Maynilad president Rogelio Singson commented that P55 is difficult to justify and may not be acceptable to BF homeowners since Maynilad’s prevailing retail price in subdivisions close to BF Homes is P35 per cubic meter on the average.

“On the other hand, it is doubtful if the MWSS and the National Water Regulatory Board (NWRB), which set the water tariff, would agree to such pricing. They might allow adoption of P55 in the interim by special arrangement, but PWCC must indicate and commit to a definite time frame for how long the price shall be in effect after which the price should be reduced to prevailing price levels,” he said.

Marcaida was non-committal about time frames, saying his instructions did not include the matter – an act that made the MWSS, DMCI, and Maynilad believe that PWCC was stalling and that what it wanted to do was to stick with the P55 retail price indefinitely.

On the matter of PWCC’s asset valuation, which Maynilad previously offered to pay upfront provided that it is reasonable, Marcaida said that based on their preliminary audit the value of their investment is about P60 million.
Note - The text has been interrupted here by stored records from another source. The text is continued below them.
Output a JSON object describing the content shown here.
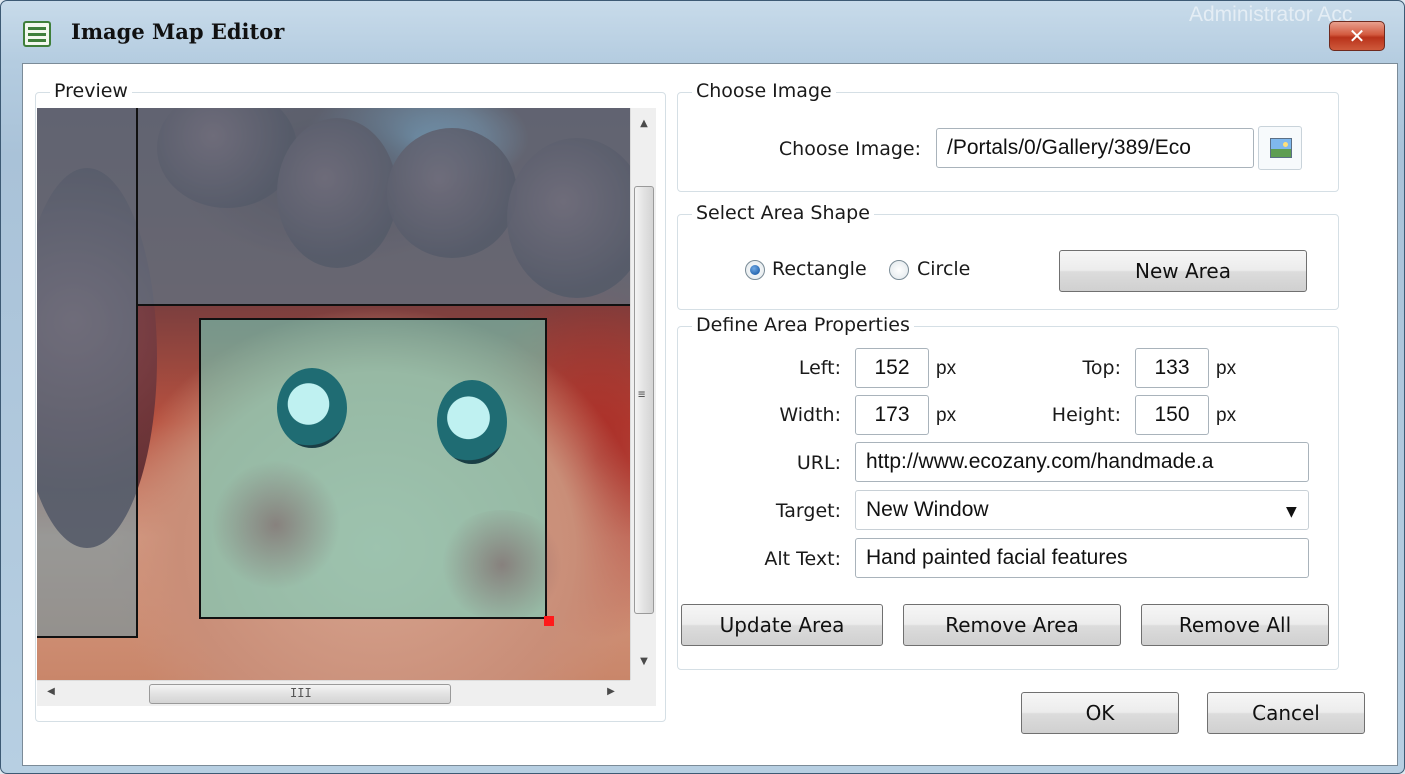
{
  "window": {
    "title": "Image Map Editor",
    "background_text": "Administrator Acc",
    "close_symbol": "✕"
  },
  "preview": {
    "legend": "Preview",
    "grip_symbol": "≡",
    "hgrip_symbol": "III",
    "up_arrow": "▲",
    "down_arrow": "▼",
    "left_arrow": "◀",
    "right_arrow": "▶"
  },
  "choose_image": {
    "legend": "Choose Image",
    "label": "Choose Image:",
    "value": "/Portals/0/Gallery/389/Eco",
    "browse_icon": "image-browse-icon"
  },
  "area_shape": {
    "legend": "Select Area Shape",
    "options": [
      {
        "label": "Rectangle",
        "checked": true
      },
      {
        "label": "Circle",
        "checked": false
      }
    ],
    "new_area_label": "New Area"
  },
  "area_properties": {
    "legend": "Define Area Properties",
    "left_label": "Left:",
    "left_value": "152",
    "top_label": "Top:",
    "top_value": "133",
    "width_label": "Width:",
    "width_value": "173",
    "height_label": "Height:",
    "height_value": "150",
    "unit": "px",
    "url_label": "URL:",
    "url_value": "http://www.ecozany.com/handmade.a",
    "target_label": "Target:",
    "target_value": "New Window",
    "alt_label": "Alt Text:",
    "alt_value": "Hand painted facial features",
    "update_label": "Update Area",
    "remove_label": "Remove Area",
    "remove_all_label": "Remove All"
  },
  "footer": {
    "ok_label": "OK",
    "cancel_label": "Cancel"
  },
  "colors": {
    "selected_area": "#6edcc8",
    "handle": "#ff1a1a",
    "close_button": "#c8442a"
  }
}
Maynilad described the valuation as unrealistic and rejected it outright.

Herbert Consunji, chief executive officer of DMCI, said the majority stakeholder of Maynilad, said the cost of PWCC’s infrastructure had been factored in the cost of the houses and lots that the buyer-homeowners had paid for.

“Add to that the infrastructure’s depreciation,” Consunji added.

Borromeo agreed with the position of Maynilad, pointing out that his office has a copy of PWCC’s application for renewal of its franchise to operate its water system with NWRB in l995. He said that in its application, PWCC placed the value of its assets at P11 million.

“The latest valuation, while not yet complete, could not have grown by almost six-fold since the water shortage problem in the subdivision began much earlier than the ‘90s when some of its deep wells started drying up,” Borromeo said.